Actual | Previous | |
---|---|---|
Index | 49.4 | 50.0 |
Highlights
The most important reading in this report is new business which, like the headline index, contracted for the sixth time in seven months. Respondents cited generally weak demand as well as customers running down stocks amid economic uncertainty. Backlogs fell at an increasing pace contributing to contraction in employment for the sample.
Price indications include what the report describes as"notable moderation" in input costs tied to lower energy and non-metail prices. The report notes"particular pressure" in resin and steel prices. Pass through of costs to customers eased in the month.
Watch at the top of the hour for ISM's manufacturing index which is expected to improve to 47.5 in December from November's 46.7.
Definition
Description
The Markit PMI manufacturing data give a detailed look at the manufacturing sector, how busy it is and where things are headed.
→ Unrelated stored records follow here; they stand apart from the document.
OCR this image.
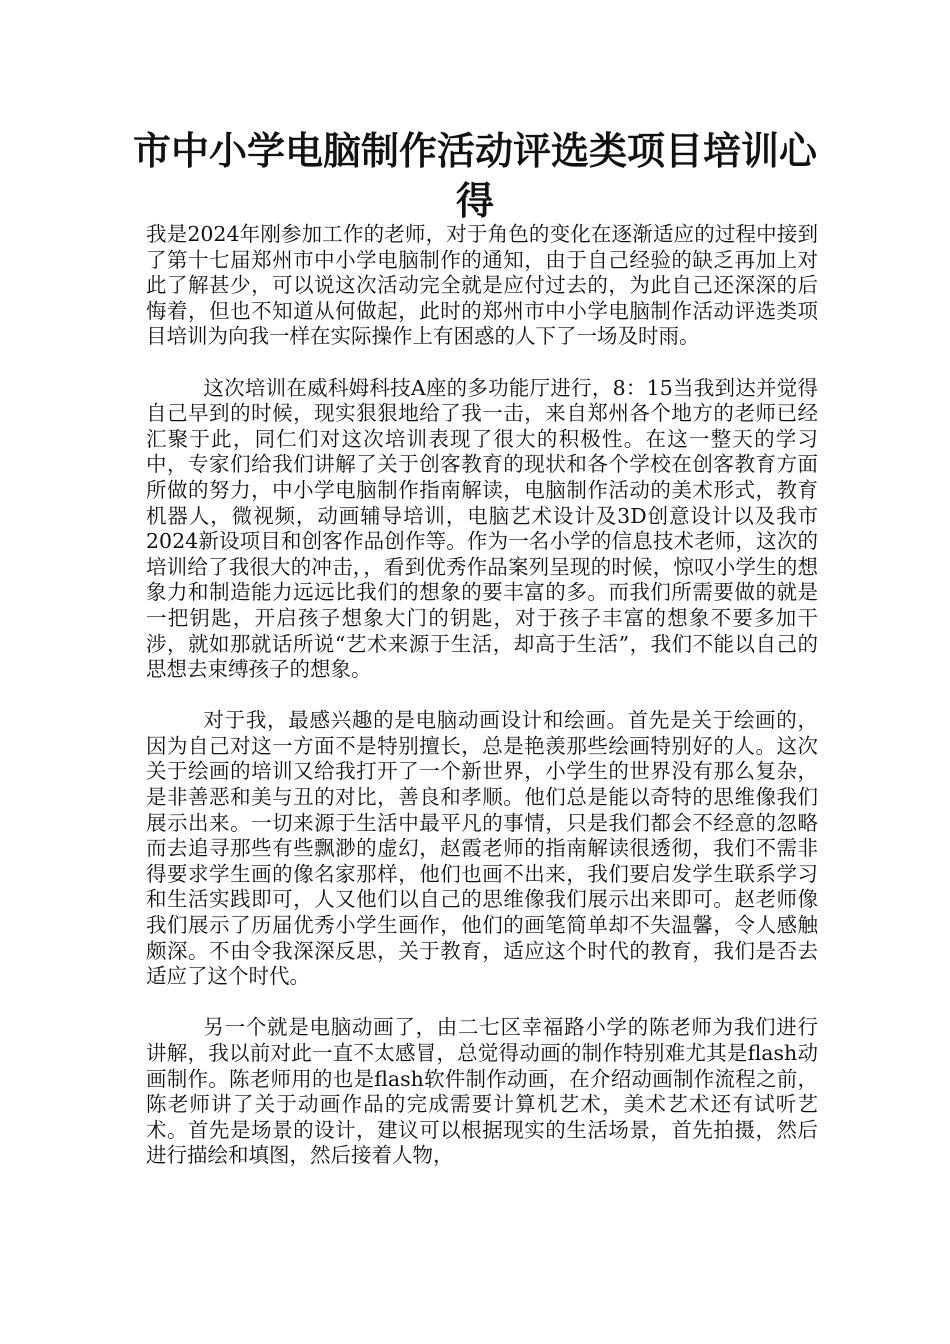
市中小学电脑制作活动评选类项目培训心得

我是2024年刚参加工作的老师，对于角色的变化在逐渐适应的过程中接到了第十七届郑州市中小学电脑制作的通知，由于自己经验的缺乏再加上对此了解甚少，可以说这次活动完全就是应付过去的，为此自己还深深的后悔着，但也不知道从何做起，此时的郑州市中小学电脑制作活动评选类项目培训为向我一样在实际操作上有困惑的人下了一场及时雨。

这次培训在威科姆科技A座的多功能厅进行，8：15当我到达并觉得自己早到的时候，现实狠狠地给了我一击，来自郑州各个地方的老师已经汇聚于此，同仁们对这次培训表现了很大的积极性。在这一整天的学习中，专家们给我们讲解了关于创客教育的现状和各个学校在创客教育方面所做的努力，中小学电脑制作指南解读，电脑制作活动的美术形式，教育机器人，微视频，动画辅导培训，电脑艺术设计及3D创意设计以及我市2024新设项目和创客作品创作等。作为一名小学的信息技术老师，这次的培训给了我很大的冲击，，看到优秀作品案列呈现的时候，惊叹小学生的想象力和制造能力远远比我们的想象的要丰富的多。而我们所需要做的就是一把钥匙，开启孩子想象大门的钥匙，对于孩子丰富的想象不要多加干涉，就如那就话所说“艺术来源于生活，却高于生活”，我们不能以自己的思想去束缚孩子的想象。

对于我，最感兴趣的是电脑动画设计和绘画。首先是关于绘画的，因为自己对这一方面不是特别擅长，总是艳羡那些绘画特别好的人。这次关于绘画的培训又给我打开了一个新世界，小学生的世界没有那么复杂，是非善恶和美与丑的对比，善良和孝顺。他们总是能以奇特的思维像我们展示出来。一切来源于生活中最平凡的事情，只是我们都会不经意的忽略而去追寻那些有些飘渺的虚幻，赵霞老师的指南解读很透彻，我们不需非得要求学生画的像名家那样，他们也画不出来，我们要启发学生联系学习和生活实践即可，人又他们以自己的思维像我们展示出来即可。赵老师像我们展示了历届优秀小学生画作，他们的画笔简单却不失温馨，令人感触颇深。不由令我深深反思，关于教育，适应这个时代的教育，我们是否去适应了这个时代。

另一个就是电脑动画了，由二七区幸福路小学的陈老师为我们进行讲解，我以前对此一直不太感冒，总觉得动画的制作特别难尤其是flash动画制作。陈老师用的也是flash软件制作动画，在介绍动画制作流程之前，陈老师讲了关于动画作品的完成需要计算机艺术，美术艺术还有试听艺术。首先是场景的设计，建议可以根据现实的生活场景，首先拍摄，然后进行描绘和填图，然后接着人物，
Since the manufacturing sector is a major source of cyclical variability in the economy, this report has a big influence on the markets. And its sub-indexes provide a picture of orders, output, employment and prices.
Markit originally began collecting monthly Purchasing Managers' Index (PMI) data in the U.S. in April 2004, initially from a panel of manufacturers in the U.S. electronics goods producing sector. In May 2007, Markit's U.S. PMI research was extended out to cover producers of metal goods. In October 2009, Markit's U.S. Manufacturing PMI survey panel was extended further to cover all areas of U.S. manufacturing activity. Back data for Markit's U.S. Manufacturing PMI between May 2007 and September 2009 are an aggregation of data collected from producers of electronic goods and metal goods producers, while data from October 2009 are based on data collected from a panel representing the entire U.S. manufacturing economy. Markit's total U.S. Manufacturing PMI survey panel comprises over 600 companies.